在點滴還剩一半時,她再次刷到了方檸萱最新一條的朋友圈,她手背抽疼,是輸液速度過快了,她想早點走,所以自行撥動了調節器。

她看了一眼滴答滴答,仿佛永遠滴不盡的點滴,再不管什麽理由,她直接撥通了小陽春的電話。

小陽春那裏是清晨,他接電話時聲音低沉沙啞,像還沒睡醒。

她問:“你在哪?”

“嗯?”小陽春大約從她這第一句話裏就聽出了異常,他嗓音變得清醒,他說,“在宿舍,怎麽了?”

“一個人嗎?”

“我舍友昨天回家了,我一個人,怎麽了?”小陽春又問了一遍。

她盡量讓自己克制且理智,所以她的措辭很斯文,語氣也很清冷。

“沒什麽,你有沒有看到方檸萱的朋友圈?”她說。

“什麽朋友圈?”

“她剛剛發的。”

對面音質改變,她聽出小陽春開了擴音,小陽春應該是一邊翻朋友圈一邊問她:“你現在在哪?”

醫院很吵,小陽春聽得出來,她沒隐瞞:“在醫院。”

“生病了?”他問。

“嗯。”

“什麽病?”

“發燒。”

“多久了?”

“三天。”

“怎麽沒跟我說?”

“發燒而已,沒什麽。”

沉默了一會,小陽春說:“她最新的朋友圈是前天轉發的減肥文章。”

她閉了下眼,道:“你等一下。”

她把她手機裏顯示的最新一條朋友圈截圖發送過去。

圖片很尋常,只是拍到了床,沒有人出鏡,配圖文字更簡單——

“又下雨,今天只能睡睡睡了。”

對面安靜了一會兒,才說:“跟我的床單一樣,但不是我房間。”

“嗯。”她很冷靜。

她見過小陽春的宿舍,二人間環境極好,每次視頻或看到他發來的照片,她都心生羨慕,國內很少有這樣的學生宿舍。

大男人在生活方面懶得講究,小陽春的床上用品只有兩套可換洗,兩套還是一模一樣的,深藍色格紋布料,是他三年前在英國超市随便買的。

她又将之前的三條朋友圈截圖發送過去,問:“你見過嗎?”

小陽春說:“沒有。”

“那你看出了什麽嗎?”

半晌,小陽春才開口:“第一張照片應該是小組作業那天,總共五個人,在英國同學家裏,讨論得太晚,我們都在那裏睡了。我在電腦桌上眯過一會兒。”

“第二張是我的手,我不知道她是什麽時候拍的,看桌子是在學校餐廳。”

“第三張,我這兩個月沒吃過泡面。”

她聽完解釋,說不上來什麽感覺,似乎是如釋重負,可心頭大石卻也正式壓了下來,她心沉到底。

她重複問一遍:“所以你看出什麽了嗎?”

看出方檸萱的這四條朋友圈,是專門發給她看的嗎?

她不傻,在發現茍強沒有點贊這幾條,并且小陽春近段時間一切如常的時候,她就意識到了方檸萱的針對性。
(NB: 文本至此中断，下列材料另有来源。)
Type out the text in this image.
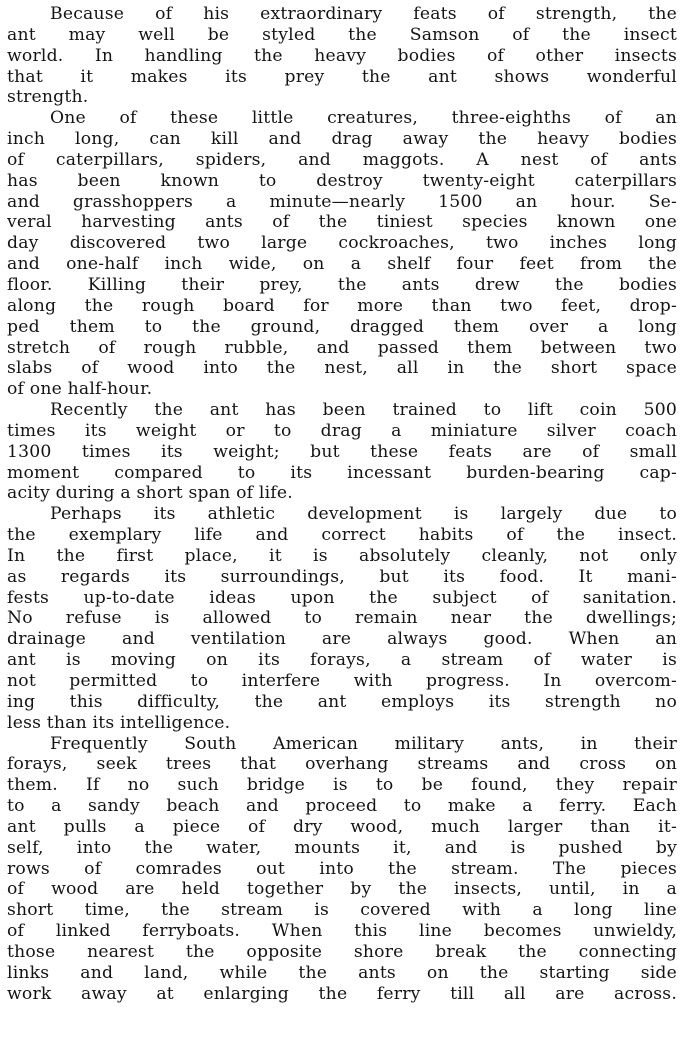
Because of his extraordinary feats of strength, the
ant may well be styled the Samson of the insect
world. In handling the heavy bodies of other insects
that it makes its prey the ant shows wonderful
strength.
One of these little creatures, three-eighths of an
inch long, can kill and drag away the heavy bodies
of caterpillars, spiders, and maggots. A nest of ants
has been known to destroy twenty-eight caterpillars
and grasshoppers a minute—nearly 1500 an hour. Se-
veral harvesting ants of the tiniest species known one
day discovered two large cockroaches, two inches long
and one-half inch wide, on a shelf four feet from the
floor. Killing their prey, the ants drew the bodies
along the rough board for more than two feet, drop-
ped them to the ground, dragged them over a long
stretch of rough rubble, and passed them between two
slabs of wood into the nest, all in the short space
of one half-hour.
Recently the ant has been trained to lift coin 500
times its weight or to drag a miniature silver coach
1300 times its weight; but these feats are of small
moment compared to its incessant burden-bearing cap-
acity during a short span of life.
Perhaps its athletic development is largely due to
the exemplary life and correct habits of the insect.
In the first place, it is absolutely cleanly, not only
as regards its surroundings, but its food. It mani-
fests up-to-date ideas upon the subject of sanitation.
No refuse is allowed to remain near the dwellings;
drainage and ventilation are always good. When an
ant is moving on its forays, a stream of water is
not permitted to interfere with progress. In overcom-
ing this difficulty, the ant employs its strength no
less than its intelligence.
Frequently South American military ants, in their
forays, seek trees that overhang streams and cross on
them. If no such bridge is to be found, they repair
to a sandy beach and proceed to make a ferry. Each
ant pulls a piece of dry wood, much larger than it-
self, into the water, mounts it, and is pushed by
rows of comrades out into the stream. The pieces
of wood are held together by the insects, until, in a
short time, the stream is covered with a long line
of linked ferryboats. When this line becomes unwieldy,
those nearest the opposite shore break the connecting
links and land, while the ants on the starting side
work away at enlarging the ferry till all are across.
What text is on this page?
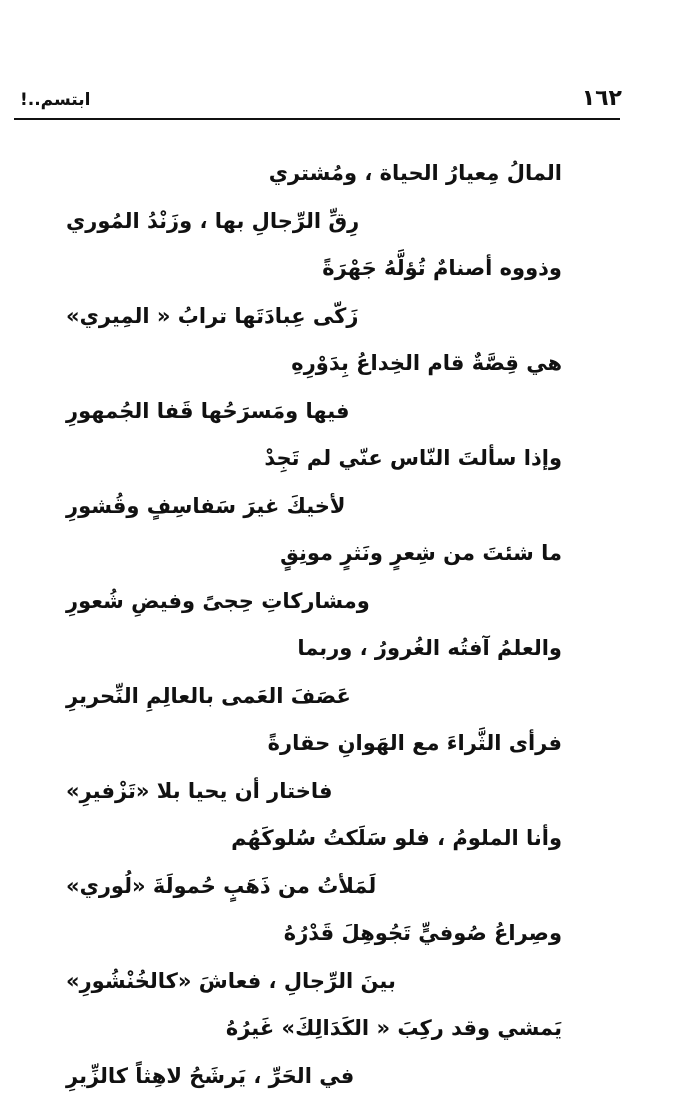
١٦٢
ابتسم..!
المالُ مِعيارُ الحياة ، ومُشتري
رِقِّ الرِّجالِ بها ، وزَنْدُ المُوري
وذووه أصنامٌ تُؤلَّهُ جَهْرَةً
زَكّى عِبادَتَها ترابُ « المِيري»
هي قِصَّةٌ قام الخِداعُ بِدَوْرِهِ
فيها ومَسرَحُها قَفا الجُمهورِ
وإذا سألتَ النّاس عنّي لم تَجِدْ
لأخيكَ غيرَ سَفاسِفٍ وقُشورِ
ما شئتَ من شِعرٍ ونَثرٍ مونِقٍ
ومشاركاتِ حِجىً وفيضِ شُعورِ
والعلمُ آفتُه الغُرورُ ، وربما
عَصَفَ العَمى بالعالِمِ النِّحريرِ
فرأى الثَّراءَ مع الهَوانِ حقارةً
فاختار أن يحيا بلا «تَزْفيرِ»
وأنا الملومُ ، فلو سَلَكتُ سُلوكَهُم
لَمَلأتُ من ذَهَبٍ حُمولَةَ «لُوري»
وصِراعُ صُوفيٍّ تَجُوهِلَ قَدْرُهُ
بينَ الرِّجالِ ، فعاشَ «كالخُنْشُورِ»
يَمشي وقد ركِبَ « الكَدَالِكَ» غَيرُهُ
في الحَرِّ ، يَرشَحُ لاهِثاً كالزِّيرِ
她不信方檸萱會想不到事情會被輕易戳穿,但顯然對方有足夠的借口倒打一耙說是她胡思亂想。

也許小陽春會因為信任友誼而跟她大吵一架,也許她會因為不信任愛情而做出有悖于她性格的行為。

方檸萱的目的終究還是達到了。

她和小陽春相隔千萬裏,這幾年和他朝夕相對的人,不是她。

她不可能每天都掌握小陽春的行動軌跡,她不知道他幾點睡幾點起,不知道他吃什麽最近買了什麽新衣服,不知道他做作業要啃哪些難啃的資料,她不知道他身邊是否出現了新朋友,是否有優秀的女孩子想靠近他。

她不能接受小陽春将來會在別人身邊的可能性,她開始患得患失。

她踏進了這個最最俗不可耐的陷阱。

當晚,平常從沒電話聯絡的茍強突然給她打來電話,她一接通就聽到對方破口大罵:“你他媽是不是有毛病,那幾張照片怎麽了,你們談戀愛的人腦子裏是不是都是屎,你知不知方檸萱現在一個人躲着在哭!”

她牙疼得厲害,第一次罵人:“我他媽不跟智障說話!”

挂斷電話,她立刻找小陽春。

過了一會兒,茍強發來幾條微信,不知道小陽春是怎麽跟他說的,他這幾條全是道歉的,他沒太多解釋,用得最多的詞是“對不起”。

愛情這玩意兒就是這麽古怪,讓人患得患失,也讓人心甘情願眼瞎耳聾和失智。

她後來才知道,醫院裏她跟小陽春結束通話後,小陽春轉頭就找華人同學要了手機,見他們手機裏也沒方檸萱的那幾條朋友圈,小陽春就把方檸萱的聯絡方式全删了。

但他們還有小組作業沒完成,方檸萱讨說法,同學也在勸,小陽春從前在她面前嘴毒起來也不留顏面,如今他在外人面前紳士太久,方檸萱大概忘了小陽春的不耐煩和嘴毒,後來方檸萱哭着跑了,躲寝室裏給茍強打電話,具體說了什麽無人知,但從茍強特意打來罵她的那通電話中,她和小陽春也能猜到一二。

這件事情似乎就這麽過去了,她和小陽春重歸于好。

但夜深人靜時,她又開始想,小陽春是不可能和方檸萱完全劃清界限的,他們的父母都是好友,他們的家鄉同是蕪松鎮。

可是小陽春已經做得夠幹淨利落了,她總不能讓他父母跟方家老死不相往來。

她調整好心态,過了幾晚,她又開始想小陽春在英國會不會遇到某個女生,對方愛笑愛鬧,會唱歌又是學霸,看他時眼含深情,待他溫柔又體貼,他的目光漸漸全到了對方身上。

她把腦袋埋進枕頭裏,遏制住這種可笑的胡思亂想。

又安撫自己,小陽春已經大三了,還有大半年,他就能學成回國,以後他們形影不離,她會勾得他移不開眼。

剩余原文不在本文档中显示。